As long as the margin is right, it is now easy for every company to measure its business processes and have their CO2 footprint offset. And you're already sustainable, aren't you?
Not even close.
First of all, it is important to understand that measuring the carbon footprint usually consists of two parts, one of which is often grossly neglected. The Company Carbon Footprint (CCF) records all of a company's administrative processes, such as the office's energy requirements or employees' travel. The product carbon footprint (PCF), on the other hand, refers to the life cycle of the manufactured products.
While measuring the CCF is usually quite simple and (depending on the company) also cheap, the PCF is much more complex... and often more expensive. Unfortunately, many brands already describe themselves as climate-neutral, even though they have not analyzed their PCF, let alone offset it.
But even those who do it shouldn't stop there. Because a company that actually pays attention to the climate has a lot more to do.
Compensation should only be the last step. And actually not even that. Seriously carbon neutral companies are in a permanent loop. They measure their emissions, implement measures to reduce them, measure them again and offset them. And then all over again.
This is exactly how WINQS is set up. By using climate-friendly materials such as algae, wood, castor beans and recycled fabrics, and by optimizing production processes and supply chains, we are initially reducing our carbon footprint significantly compared to conventional sports brands.
After production, we work with the independent organization myclimate to measure the life cycle of each product - from the extraction and processing of the materials, through transport and packaging, to use and disposal.

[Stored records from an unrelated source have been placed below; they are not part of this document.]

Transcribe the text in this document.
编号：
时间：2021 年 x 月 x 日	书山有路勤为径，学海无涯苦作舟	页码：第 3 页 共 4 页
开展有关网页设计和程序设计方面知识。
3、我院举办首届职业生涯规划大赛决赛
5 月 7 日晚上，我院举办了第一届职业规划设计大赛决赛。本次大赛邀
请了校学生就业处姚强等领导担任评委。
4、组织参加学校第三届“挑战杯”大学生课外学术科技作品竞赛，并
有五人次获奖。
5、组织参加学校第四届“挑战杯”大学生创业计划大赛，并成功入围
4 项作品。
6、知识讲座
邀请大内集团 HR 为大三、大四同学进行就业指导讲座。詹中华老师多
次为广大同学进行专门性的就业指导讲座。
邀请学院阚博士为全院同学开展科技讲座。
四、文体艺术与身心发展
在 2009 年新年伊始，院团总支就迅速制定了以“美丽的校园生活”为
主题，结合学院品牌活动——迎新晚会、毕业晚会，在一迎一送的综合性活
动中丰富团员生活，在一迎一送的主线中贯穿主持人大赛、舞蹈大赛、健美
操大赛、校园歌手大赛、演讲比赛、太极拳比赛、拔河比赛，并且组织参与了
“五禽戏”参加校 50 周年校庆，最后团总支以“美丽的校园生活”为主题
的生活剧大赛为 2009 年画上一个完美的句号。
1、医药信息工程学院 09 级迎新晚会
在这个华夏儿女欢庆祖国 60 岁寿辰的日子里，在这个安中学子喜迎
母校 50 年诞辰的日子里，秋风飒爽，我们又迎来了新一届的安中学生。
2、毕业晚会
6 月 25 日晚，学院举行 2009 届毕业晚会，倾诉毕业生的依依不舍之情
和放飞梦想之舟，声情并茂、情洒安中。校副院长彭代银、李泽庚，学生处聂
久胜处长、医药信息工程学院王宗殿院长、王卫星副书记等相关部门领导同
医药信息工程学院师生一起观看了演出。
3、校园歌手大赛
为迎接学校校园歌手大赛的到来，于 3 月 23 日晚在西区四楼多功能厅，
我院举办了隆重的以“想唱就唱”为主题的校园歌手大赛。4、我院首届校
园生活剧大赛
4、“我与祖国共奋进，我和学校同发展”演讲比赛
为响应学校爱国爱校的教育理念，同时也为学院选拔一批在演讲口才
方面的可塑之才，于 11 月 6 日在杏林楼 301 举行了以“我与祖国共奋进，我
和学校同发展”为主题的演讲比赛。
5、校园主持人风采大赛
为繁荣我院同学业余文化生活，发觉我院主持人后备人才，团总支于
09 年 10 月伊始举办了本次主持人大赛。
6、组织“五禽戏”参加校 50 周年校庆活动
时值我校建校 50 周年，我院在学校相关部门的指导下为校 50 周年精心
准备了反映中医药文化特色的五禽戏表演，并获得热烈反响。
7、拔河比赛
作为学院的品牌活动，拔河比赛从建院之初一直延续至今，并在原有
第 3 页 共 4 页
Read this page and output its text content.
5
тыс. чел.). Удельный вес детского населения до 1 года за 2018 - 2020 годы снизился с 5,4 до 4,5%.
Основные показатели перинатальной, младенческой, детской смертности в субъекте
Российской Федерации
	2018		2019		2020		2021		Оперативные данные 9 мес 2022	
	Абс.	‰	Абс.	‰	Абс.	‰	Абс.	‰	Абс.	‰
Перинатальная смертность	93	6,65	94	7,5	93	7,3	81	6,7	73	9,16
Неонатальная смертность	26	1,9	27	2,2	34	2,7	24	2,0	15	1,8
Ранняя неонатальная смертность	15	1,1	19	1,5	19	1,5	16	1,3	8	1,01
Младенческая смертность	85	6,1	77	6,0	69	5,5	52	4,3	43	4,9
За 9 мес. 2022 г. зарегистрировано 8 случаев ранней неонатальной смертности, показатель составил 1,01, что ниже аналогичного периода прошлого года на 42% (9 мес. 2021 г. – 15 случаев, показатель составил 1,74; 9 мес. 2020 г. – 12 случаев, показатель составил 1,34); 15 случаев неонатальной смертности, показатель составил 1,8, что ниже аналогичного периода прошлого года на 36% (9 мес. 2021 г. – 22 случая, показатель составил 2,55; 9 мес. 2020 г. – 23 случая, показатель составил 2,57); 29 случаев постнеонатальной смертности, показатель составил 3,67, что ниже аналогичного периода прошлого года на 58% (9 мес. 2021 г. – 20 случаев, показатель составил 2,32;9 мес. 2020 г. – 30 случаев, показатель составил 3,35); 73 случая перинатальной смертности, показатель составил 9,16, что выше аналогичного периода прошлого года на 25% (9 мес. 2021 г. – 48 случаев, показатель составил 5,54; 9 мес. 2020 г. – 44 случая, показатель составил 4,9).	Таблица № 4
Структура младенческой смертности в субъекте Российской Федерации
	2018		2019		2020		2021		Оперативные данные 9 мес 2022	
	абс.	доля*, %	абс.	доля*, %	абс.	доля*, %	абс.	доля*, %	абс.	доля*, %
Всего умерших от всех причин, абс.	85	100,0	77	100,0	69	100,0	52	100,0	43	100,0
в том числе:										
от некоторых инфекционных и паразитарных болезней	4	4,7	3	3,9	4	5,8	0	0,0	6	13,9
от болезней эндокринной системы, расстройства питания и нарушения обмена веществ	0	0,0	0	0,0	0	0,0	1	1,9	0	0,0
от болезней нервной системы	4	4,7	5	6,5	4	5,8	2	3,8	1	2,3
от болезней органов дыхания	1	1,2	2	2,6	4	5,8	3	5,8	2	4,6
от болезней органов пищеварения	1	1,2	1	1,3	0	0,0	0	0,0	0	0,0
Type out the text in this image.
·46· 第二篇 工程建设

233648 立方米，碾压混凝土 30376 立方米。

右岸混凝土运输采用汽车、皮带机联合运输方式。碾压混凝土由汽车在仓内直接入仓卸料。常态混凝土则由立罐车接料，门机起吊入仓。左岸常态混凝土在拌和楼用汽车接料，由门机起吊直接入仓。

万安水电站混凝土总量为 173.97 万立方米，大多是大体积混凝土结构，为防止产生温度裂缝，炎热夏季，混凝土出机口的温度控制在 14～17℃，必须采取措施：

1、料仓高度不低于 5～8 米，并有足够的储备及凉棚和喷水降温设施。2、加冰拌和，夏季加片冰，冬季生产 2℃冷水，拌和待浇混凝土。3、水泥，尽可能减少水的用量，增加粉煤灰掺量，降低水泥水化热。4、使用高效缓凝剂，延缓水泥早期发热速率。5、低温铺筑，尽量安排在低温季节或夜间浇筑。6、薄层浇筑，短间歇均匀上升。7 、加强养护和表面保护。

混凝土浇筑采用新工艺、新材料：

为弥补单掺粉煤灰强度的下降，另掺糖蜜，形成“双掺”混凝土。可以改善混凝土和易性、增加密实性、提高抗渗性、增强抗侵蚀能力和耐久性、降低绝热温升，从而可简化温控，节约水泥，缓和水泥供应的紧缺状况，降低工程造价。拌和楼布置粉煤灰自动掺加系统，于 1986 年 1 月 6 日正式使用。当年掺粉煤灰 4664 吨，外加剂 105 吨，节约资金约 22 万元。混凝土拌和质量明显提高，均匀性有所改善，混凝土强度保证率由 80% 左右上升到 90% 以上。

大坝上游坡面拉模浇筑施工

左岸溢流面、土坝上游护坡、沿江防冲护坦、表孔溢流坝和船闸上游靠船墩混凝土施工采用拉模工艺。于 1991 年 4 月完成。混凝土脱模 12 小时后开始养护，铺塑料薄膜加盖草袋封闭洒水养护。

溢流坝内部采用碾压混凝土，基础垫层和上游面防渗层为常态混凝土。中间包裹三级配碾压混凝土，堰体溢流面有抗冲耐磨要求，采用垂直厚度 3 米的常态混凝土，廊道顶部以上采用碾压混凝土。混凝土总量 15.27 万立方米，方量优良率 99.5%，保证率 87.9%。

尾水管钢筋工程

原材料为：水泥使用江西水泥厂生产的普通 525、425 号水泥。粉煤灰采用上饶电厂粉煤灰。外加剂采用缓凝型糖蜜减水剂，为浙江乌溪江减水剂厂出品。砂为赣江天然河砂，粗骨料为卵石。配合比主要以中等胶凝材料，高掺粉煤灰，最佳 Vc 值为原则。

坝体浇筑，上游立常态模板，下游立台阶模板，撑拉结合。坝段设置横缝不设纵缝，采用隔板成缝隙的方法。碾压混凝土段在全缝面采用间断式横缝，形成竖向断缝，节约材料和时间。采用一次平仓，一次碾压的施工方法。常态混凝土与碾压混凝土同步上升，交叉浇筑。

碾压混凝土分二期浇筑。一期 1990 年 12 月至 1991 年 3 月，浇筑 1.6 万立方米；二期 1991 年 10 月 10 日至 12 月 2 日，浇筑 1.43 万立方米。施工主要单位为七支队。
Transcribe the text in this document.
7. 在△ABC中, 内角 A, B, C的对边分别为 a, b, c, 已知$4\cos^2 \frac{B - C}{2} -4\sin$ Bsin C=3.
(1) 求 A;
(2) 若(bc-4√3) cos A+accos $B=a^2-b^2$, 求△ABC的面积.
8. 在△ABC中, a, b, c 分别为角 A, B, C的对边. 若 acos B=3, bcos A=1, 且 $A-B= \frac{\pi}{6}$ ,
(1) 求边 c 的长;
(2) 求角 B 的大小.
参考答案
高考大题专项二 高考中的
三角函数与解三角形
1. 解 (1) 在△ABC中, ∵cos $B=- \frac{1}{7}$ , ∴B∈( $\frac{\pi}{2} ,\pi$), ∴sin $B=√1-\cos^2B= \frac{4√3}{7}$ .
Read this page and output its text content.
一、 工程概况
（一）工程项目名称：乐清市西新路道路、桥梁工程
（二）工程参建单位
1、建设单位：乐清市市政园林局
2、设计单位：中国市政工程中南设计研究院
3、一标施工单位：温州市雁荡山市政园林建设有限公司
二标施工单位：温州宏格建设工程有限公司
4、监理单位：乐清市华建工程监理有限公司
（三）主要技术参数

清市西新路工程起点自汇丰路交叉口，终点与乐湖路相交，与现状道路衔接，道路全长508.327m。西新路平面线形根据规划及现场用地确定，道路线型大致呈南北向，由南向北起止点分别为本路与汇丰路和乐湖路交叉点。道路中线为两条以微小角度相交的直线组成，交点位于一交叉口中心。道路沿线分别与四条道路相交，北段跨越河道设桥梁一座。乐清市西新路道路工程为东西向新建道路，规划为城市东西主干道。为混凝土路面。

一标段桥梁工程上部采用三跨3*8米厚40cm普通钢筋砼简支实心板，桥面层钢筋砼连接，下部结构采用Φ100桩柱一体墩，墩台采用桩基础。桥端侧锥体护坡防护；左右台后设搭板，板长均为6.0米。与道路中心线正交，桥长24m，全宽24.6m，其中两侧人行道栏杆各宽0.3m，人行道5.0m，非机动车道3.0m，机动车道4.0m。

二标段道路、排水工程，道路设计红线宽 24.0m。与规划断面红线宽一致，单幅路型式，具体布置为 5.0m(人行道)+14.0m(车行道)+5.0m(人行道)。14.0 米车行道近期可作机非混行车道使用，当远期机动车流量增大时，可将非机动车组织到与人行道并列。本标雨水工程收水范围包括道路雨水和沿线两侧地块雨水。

Life cycle completely measured
Many other brands, often the very big ones, who are particularly vocal about the supposed climate-friendliness of some of their articles, do not take the whole life cycle issue very seriously - to put it mildly. It is not uncommon for information on the material or the necessary disposal to be missing from the breakdown.
A frequent problem are the climate protection projects that serve to offset the emissions caused. First of all, the principle is logical: the company finances a project that removes at least as much CO2 from the atmosphere over a certain period of time as the company put into it.
Unfortunately, many projects are not very transparent and are based on hypotheses. For example, if a company pays for a piece of rainforest not to be cut down, it is sometimes not clear whether this would actually have happened. Some projects are even harmful because they do not take local conditions into account, and in rare cases land is stolen.
When compensation really helps
It is therefore extremely important to check climate protection projects properly and to pay attention to the corresponding certificates. Are the CO2 savings measurable? Are there constant controls? Are the local people also helped beyond the compensation?
Although the associated CO2 compensation certificates do not enjoy the very best reputation for the reasons mentioned, they can still be an important instrument in the fight against climate change. Because only in this way can companies also clean up the rest behind them. At least as good as possible.
However, the most helpful measure remains the reduction of your own emissions. Because only this helps to reduce the original footprint in a binding manner and provides a transparent statement as to whether a company really takes its sustainable change seriously.